Costa e Melo, Gente de Toga, Beca e Capinha (Fogachos da lareira forense), CMA, 2000, pp. 123 a 126.

Sardo e o Sebastião

A camaradagem que eu sentia à minha volta e tinha a qualidade de não exclusiva, pois crescia entre todos os oficiais do tal ofício de "pedidores de justiça", sempre foi fértil na geração de frutos de convivência mas, nem por isso, de sociedades que gerissem interesses comuns.

Havia um pouco a sensação, talvez natural e pura, de que a advocacia era um acto individual de comunicação íntima e total com o cliente e carecia de qualquer coisa como o segredo de alcova, que só permitisse destapar os lençóis da comunhão, e mesmo assim, não completamente, quando tivesse de desmanchar-se perante um Senhor da Beca que, para ver melhor ou mais importante parecer, se sentava num degrau alto dos patamares do mundo judicial.

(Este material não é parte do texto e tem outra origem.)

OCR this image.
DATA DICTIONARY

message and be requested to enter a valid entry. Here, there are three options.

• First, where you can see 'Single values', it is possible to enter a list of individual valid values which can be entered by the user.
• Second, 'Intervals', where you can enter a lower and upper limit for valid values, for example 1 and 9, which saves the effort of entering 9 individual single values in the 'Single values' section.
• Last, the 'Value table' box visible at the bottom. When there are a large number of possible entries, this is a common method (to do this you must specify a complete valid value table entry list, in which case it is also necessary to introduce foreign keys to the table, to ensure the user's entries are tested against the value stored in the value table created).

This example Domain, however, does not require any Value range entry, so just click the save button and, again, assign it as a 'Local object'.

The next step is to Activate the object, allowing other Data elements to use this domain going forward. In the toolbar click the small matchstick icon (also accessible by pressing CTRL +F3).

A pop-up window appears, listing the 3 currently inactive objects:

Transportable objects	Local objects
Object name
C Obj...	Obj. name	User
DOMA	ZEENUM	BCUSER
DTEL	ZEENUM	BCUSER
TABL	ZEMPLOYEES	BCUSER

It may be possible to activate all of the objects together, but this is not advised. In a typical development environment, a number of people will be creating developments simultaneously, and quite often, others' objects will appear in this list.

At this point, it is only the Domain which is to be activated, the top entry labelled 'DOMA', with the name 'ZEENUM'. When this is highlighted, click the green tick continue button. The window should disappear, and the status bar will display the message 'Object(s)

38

A ideia de especialização colaborante que a sociedade multimoda de hoje impôs aos seus membros, praticamente só existia na camaradagem de todos e na amizade de alguns.

Por isso quando, para além da conotação natural e de jeito familiar, surgida entre o Manuel das Neves e o Álvaro, seu filho, apareceu o Sardo e o Sebastião, Flávio de nome, o primeiro e Dias Marques de apelidos, o segundo, todos mais ou menos sorrimos, sem invejas nem rancores, antes desejando aos "nubentes" que o conúbio durasse, até "fim" do mundo como o Pedro da História declarou em relação à Inês da lenda" estórica" e mandou escrever no doce e macio calcário do seu palácio final. / 124 /

E do sorriso de todos nasceu a "versalhada" atrevida do Amigo que eu era e, felizmente, ainda sou.

E foi a minha prenda para a corbelha!

Ei-la tal como as tubas do atrevimento amigo a fizeram soar, nas quebradas da cordilheira da nossa velha amizade:

TOADA DOS BEM CASADOS

Para cantar à teorba pelo Sardo e Sebastião, em dias de Colectivo.

Com o Sardo e o Colega,
Em plena sociedade,
É quase certo, florir,
Neles, o pôdre da vaidade!

Com luxos de Xá da Pérsia,
Sem Soráias-Messalinas,
EIXO melhora e a GAFANHA
Passa pr'além das salinas.

Mas tenho um certo receio,
Um temor-reverencial,
De que o dueto açambarque
As acções do Tribunal!

No seu AVISO "estenderam-se",
Ultrapassaram a decência,
Indicando o EVARISTO
Como ponto de referência!

/ 125 /

Só há uma solução,
Na penitência, a cumprir:
É convidar os Colegas
Com ordem de... mandar vir!

Basta chegar à janela

E dizer: Ó EVARISTO,
Mete coisas na panela,
Seja chouriço ou morcela.
E depois.. CHEGA CÁ ISTO.

P.S. (Ainda não havia P.S.)

Como questão marginal,
Surgiu a "gaffe" mais feia:
Foi dado como sinal,
Um homem do "Futebal"
Preterindo, assim, o Granjeia.

Primavera de 1972
Primo anno affectio societatis.


A alusão ao Granjeia, Colega de todos e com banca paredes meias com a Adega do Evaristo, compreendia-se e até servia de tempero satírico naquele "Primo anno afectio societatis".

O sorriso foi geral e ultrapassou o negro das togas e becas, na primeira acção de convívio, em colectivo, levada a efeito naquela Adega ou não importa em que Tribunal, uma vez que esse sorriso e / 126 / essa camaradagem nunca se sentiam deslocados, apesar dos degraus e das... custas.